Aveva bloccato tutte le uscite, era deciso a immolarsi nella speranza di morire. Vomitò l'anima quando vide che i colleghi, sebbene avvolti nelle fiamme, non urlavano dalla disperazione, bensì ridevano inebriati d'una felicità insensata.
Alcuni, fermi sul posto, in piedi sulle scrivanie, lo plaudivano sganasciandosi dalle risa. Danzavano simili a fuochi fatui. Odore dolciastro di carne si spandeva nell'aria insieme al fischio inesorabile del treno.
"Perché!?" imprecò Albert, che voleva vederli contorcersi dal dolore, accomunati a lui dalla sofferenza.
Non si sorprese quando di colpo si ritrovò fuori dalla stanza. Era sulla strada di fronte al palazzo degli uffici impiegatizi. Osservava le fiamme divampare dalle finestre dei piani più alti, tra dense colonne di fumo. Alcune sagome si lanciavano nel vuoto e si abbattevano al suolo come stelle cadenti.
La morte li aveva presi, una morte felice, ed Albert provava nei loro confronti un'invidia più insidiosa delle altre, poiché sconosciuta.
Un uomo lo avvicinò, osservando quello spettacolo di rivolta e distruzione.
Era vestito in giacca e cravatta, grigio ed immobile nella sua eleganza sfarzosa. Un monocolo gli brillava all'occhio sinistro. Disse, atono, stringendo la mano ad Albert: "Lei quest'oggi ha ottenuto promozione. Signor Albert, lei appena effettuato svolta nella sua vita: WhitePlus Inc. le impone contratto tempo indeterminato come Operatore Incendiario, impossibilità licenziamento, ottima paga."
E rovistandosi nelle tasche ne trasse un lungo contratto che Albert, con suo tenue stupore, sembrava aver firmato qualche anno prima. Siccome si toccava la testa, e un nuovo treno sicuramente incombeva, il funzionario aziendale gli diede una pastiglia contro il dolore. "Duole, lei, vero?" chiese non curante, "Passerà lei."

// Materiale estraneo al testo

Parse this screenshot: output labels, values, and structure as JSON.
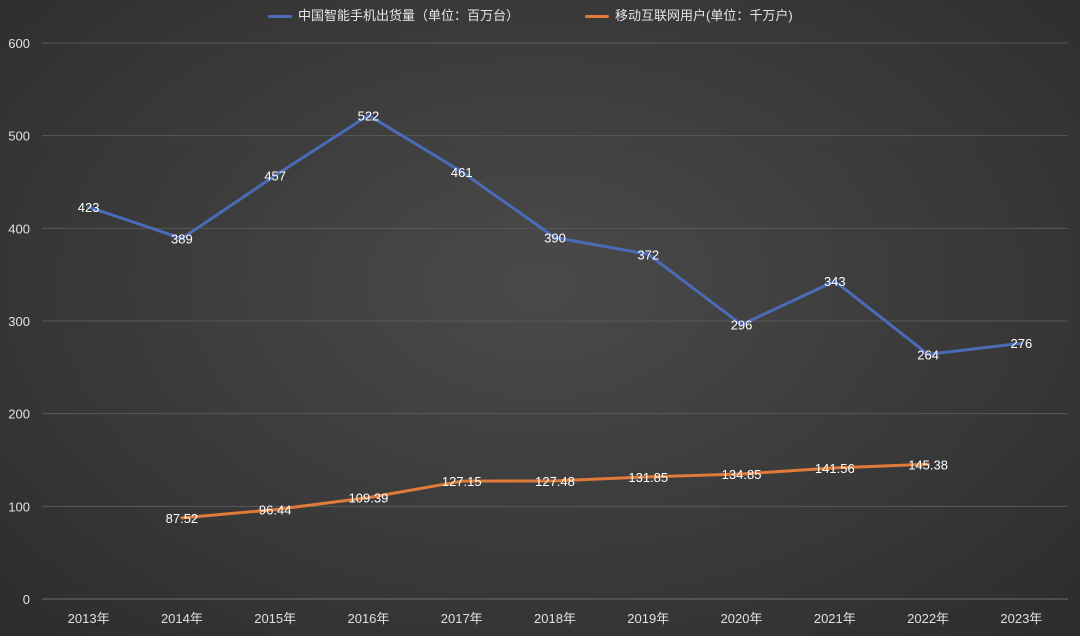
{
  "chart_data": {
    "type": "line",
    "categories": [
      "2013年",
      "2014年",
      "2015年",
      "2016年",
      "2017年",
      "2018年",
      "2019年",
      "2020年",
      "2021年",
      "2022年",
      "2023年"
    ],
    "series": [
      {
        "name": "中国智能手机出货量（单位：百万台）",
        "color": "#4a6bb5",
        "values": [
          423,
          389,
          457,
          522,
          461,
          390,
          372,
          296,
          343,
          264,
          276
        ],
        "labels": [
          "423",
          "389",
          "457",
          "522",
          "461",
          "390",
          "372",
          "296",
          "343",
          "264",
          "276"
        ]
      },
      {
        "name": "移动互联网用户(单位：千万户)",
        "color": "#e07b39",
        "values": [
          null,
          87.52,
          96.44,
          109.39,
          127.15,
          127.48,
          131.85,
          134.85,
          141.56,
          145.38,
          null
        ],
        "labels": [
          null,
          "87.52",
          "96.44",
          "109.39",
          "127.15",
          "127.48",
          "131.85",
          "134.85",
          "141.56",
          "145.38",
          null
        ]
      }
    ],
    "yticks": [
      "0",
      "100",
      "200",
      "300",
      "400",
      "500",
      "600"
    ],
    "ylim": [
      0,
      600
    ],
    "grid": true,
    "legend": "top-center",
    "xlabel": "",
    "ylabel": "",
    "title": ""
  }
}
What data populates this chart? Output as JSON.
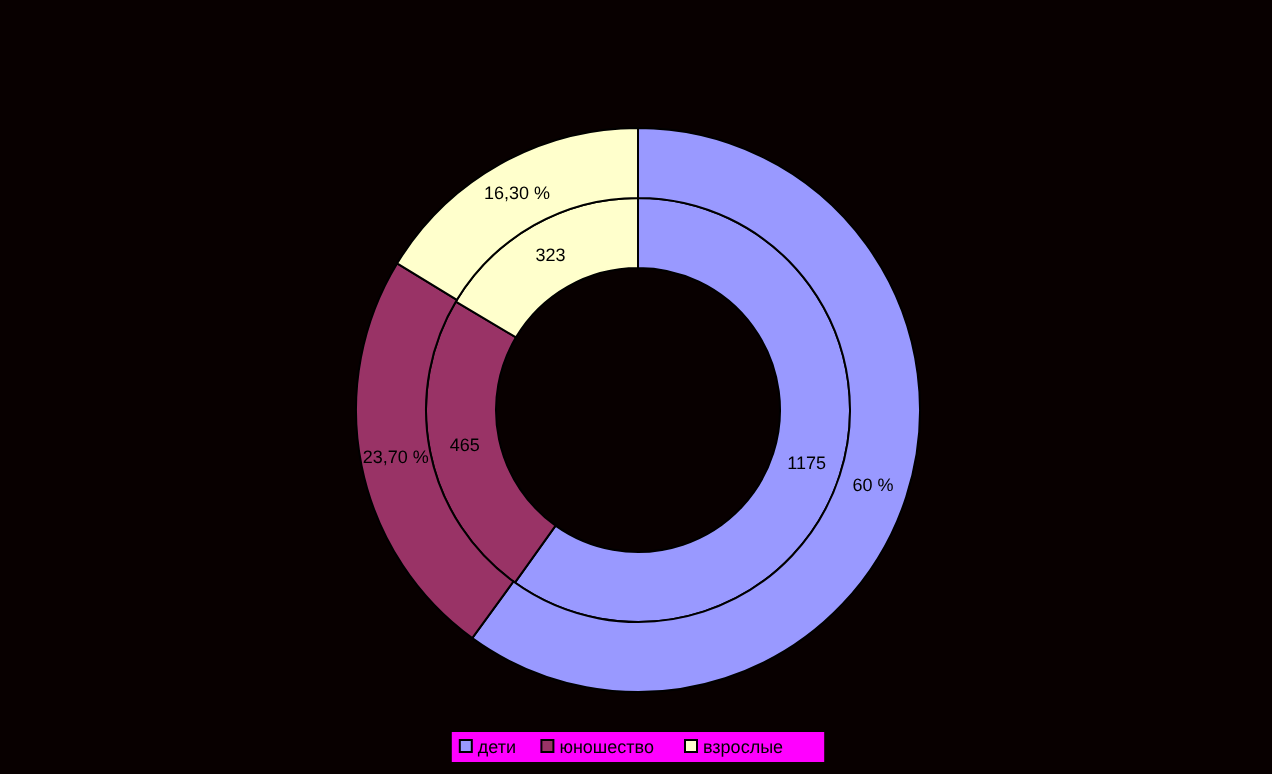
{
  "chart_data": {
    "type": "donut",
    "categories": [
      "дети",
      "юношество",
      "взрослые"
    ],
    "colors": [
      "#9999ff",
      "#993366",
      "#ffffcc"
    ],
    "series": [
      {
        "values": [
          1175,
          465,
          323
        ],
        "value_labels": [
          "1175",
          "465",
          "323"
        ]
      },
      {
        "values": [
          60,
          23.7,
          16.3
        ],
        "value_labels": [
          "60 %",
          "23,70 %",
          "16,30 %"
        ]
      }
    ],
    "legend": "bottom"
  }
}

Passò difatti. Quando Albert il giorno dopo si alzò di nuovo nello stesso letto di sempre, non si stupì per nulla: ogni mattina tornò ad alzarsi puntuale. Andava in un nuovo ufficio uguale a quello precedente, e vi dava fuoco con calma e incoscienza. Veniva pagato a percentuale: più decessi causava, maggiore era l'incasso.
Nel suo settore divenne un'artista: appiccava incendi alla moda, d'un certo spessore. I pompieri gli fornivano l'occorrente. La polizia si congratulava, poiché sapeva con quale passiva dedizione egli si cimentasse nel mestiere.
I dipendenti degli uffici lo attendevano gioiosi, scattanti all'idea di bruciare per mano dell'innovatore del dolo.
Albert li guardava prendere fuoco come fogli di carta, perdersi nella cenere, andare verso la morte, felici; ma era tornato all'inconscienza: non sapeva più di provare invidia, non sapeva più di provare dolore.
C'erano tantissimi uffici da bruciare, il lavoro non gli mancava, e sebbene non ne fosse consapevole, negli anni perse ogni speranza ma non perciò divenne un uomo disperato.